I Care About Star Wars Because It Introduced Me To ‘Lore’

I Care About Star Wars Because It Introduced Me To ‘Lore’

May 25 is Star Wars Day — not the weird pun nonsense earlier this month that people love to call “Star Wars Day”, but the anniversary of the release of the original film in 1977. And today here on Kotaku we’re going to celebrate an oft-mocked part of Star Wars: the Expanded Universe.

Today, nerds (this obviously includes me) are pretty obsessed with lore, particularly in video games. There are a few inspirations for this odd fixation, with comics and Tolkien being some older examples. I would say that in the modern day the Star Wars Expanded Universe has had a lot to do with cementing our incessant need for infinite ancillary materials, not because the EU was particularly good, but rather because there was a shitload of it, and from 1991 until the slate was wiped clean a year ago it all formed a pretty, ahem, expansive continuity to pore over.

For me and many other fans, Star Wars is not a series of movies but a setting, a place. And Star Wars was the first property I enjoyed growing up where should I want more stories in its settings I could always have them. And it wasn’t a case of, as it is in many game franchises praised for having lots of lore, characters in a book telling us about past events or info in a codex — nearly all the lore was in books or comics somewhere. If you read the X-Wing series of novels, for example, and found Wedge Antilles’ descriptions of past Rogue Squadron adventures intriguing, you could go get the X-Wing graphic novels about those adventures. That was a weird perk of the haphazard way Dark Horse and Bantam Books and the LucasFilm Licensing folks churned out stuff at breakneck speed through the ’90s — all the “lore” referenced in one book was just something somebody had written in another.

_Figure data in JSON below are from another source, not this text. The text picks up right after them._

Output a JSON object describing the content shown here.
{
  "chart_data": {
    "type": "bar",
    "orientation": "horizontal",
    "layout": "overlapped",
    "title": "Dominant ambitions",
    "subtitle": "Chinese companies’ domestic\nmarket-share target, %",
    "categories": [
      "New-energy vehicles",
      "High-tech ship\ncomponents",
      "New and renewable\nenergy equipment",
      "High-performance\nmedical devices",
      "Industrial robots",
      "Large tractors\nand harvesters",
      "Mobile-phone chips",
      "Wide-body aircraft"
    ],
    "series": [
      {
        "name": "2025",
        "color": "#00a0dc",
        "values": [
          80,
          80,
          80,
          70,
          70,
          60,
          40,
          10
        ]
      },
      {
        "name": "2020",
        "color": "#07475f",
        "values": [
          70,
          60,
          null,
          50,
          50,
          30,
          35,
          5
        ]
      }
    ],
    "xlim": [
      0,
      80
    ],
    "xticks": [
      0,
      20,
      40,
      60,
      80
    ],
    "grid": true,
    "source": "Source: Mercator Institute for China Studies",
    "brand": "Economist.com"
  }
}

The advent of Wookieepedia (aka the Star Wars wiki) was an incredible enabler because you could read anything that ever happened in Star Wars…and also find out what book or comic it was from so you could then get the full experience. Having grown up during the formation of the Greater Star Wars Continuity I had it all pretty well sorted for most of my life, but eventually it got even beyond what I could keep a handle on as my fandom waned a bit post-prequels. Lucasfilm may have wiped the continuity moving forward, but really all that means is the version of Star Wars that is mine has concluded. It hasn’t been deleted; now, there are just two Star Warses. And I’m still not done with the old one, even as we head into the new one.

The lore of Star Wars is the standard I compare all other franchise lore to, and there is no match in my mind — there can’t be in the sphere of things I’m interested in now, anyway. Video game publishers will never be able to make games fast enough or commission enough tie-in novels and comics and computer animated movies to be as full as Star Wars has been. That’s probably a good thing.